WHAT IF I PLAN ON RECEIVING AN EPIDURAL OR HAVE A SCHEDULED C-SECTION?
Planning on an epidural?
Plenty of women receive epidurals for pain, some planned and some unplanned. A doula is able to support a laboring mom planning on receiving an epidural the same as one who is not. Many hospitals will only begin to administer anesthesia when a laboring woman is at least 4-5cm dilated. A doula supports a mom before, during, and after it is administered. Often times, women are able to labor a longer amount of time with a doula, lessening the chances of a needed c-section, or interventions such as forceps/vacuum. If the laboring person receives an epidural, a doula can help keep laboring person and partner make informed decisions and help laboring person with comfort measures and optimal positioning for labor.
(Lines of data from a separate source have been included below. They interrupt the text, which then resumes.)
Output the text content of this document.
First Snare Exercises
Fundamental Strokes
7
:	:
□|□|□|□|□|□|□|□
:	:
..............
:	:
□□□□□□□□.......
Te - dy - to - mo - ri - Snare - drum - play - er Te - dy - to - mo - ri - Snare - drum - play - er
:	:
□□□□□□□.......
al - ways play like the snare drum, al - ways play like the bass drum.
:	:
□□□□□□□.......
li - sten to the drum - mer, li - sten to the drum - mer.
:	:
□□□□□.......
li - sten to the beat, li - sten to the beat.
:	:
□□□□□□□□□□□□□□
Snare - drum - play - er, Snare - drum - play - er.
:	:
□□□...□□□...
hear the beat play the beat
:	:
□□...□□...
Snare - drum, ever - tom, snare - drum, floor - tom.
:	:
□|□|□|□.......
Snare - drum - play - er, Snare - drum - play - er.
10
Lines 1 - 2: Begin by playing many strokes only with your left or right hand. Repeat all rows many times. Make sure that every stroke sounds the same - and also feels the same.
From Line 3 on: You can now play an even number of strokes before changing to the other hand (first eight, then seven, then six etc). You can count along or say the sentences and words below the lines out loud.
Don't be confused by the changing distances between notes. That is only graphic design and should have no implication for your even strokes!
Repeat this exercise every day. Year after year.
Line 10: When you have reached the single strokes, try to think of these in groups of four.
Epidural or not, a doula saves as emotional and mental support
Scheduled a c-section?
If laboring person has a scheduled c-section, a doula is able to accompany the laboring person, calming them and their partner before the surgery, which often brings about all kinds of emotions. After the c-section, when the partner will need to stay with the baby, a doula is able to stay with the laboring person so they are not alone, keeping them updated on the process as well as providing mental and emotional support. A doula is also able to document the birth, write a birth story, take photos, and help with chest/breastfeeding.
WHAT IF THE DOULA IS UNABLE TO ATTEND MY BIRTH AT THE LAST MINUTE?
In the event of an emergency, which coincides with the day a person goes into labor The Mothership will always have one to two back up doulas on call. The Mothership has a thorough list of wonderful doulas who we know personally and would trust at our own birth. THIS IS A RARE OCCURRENCE AND NOT ONE TO WORRY ABOUT.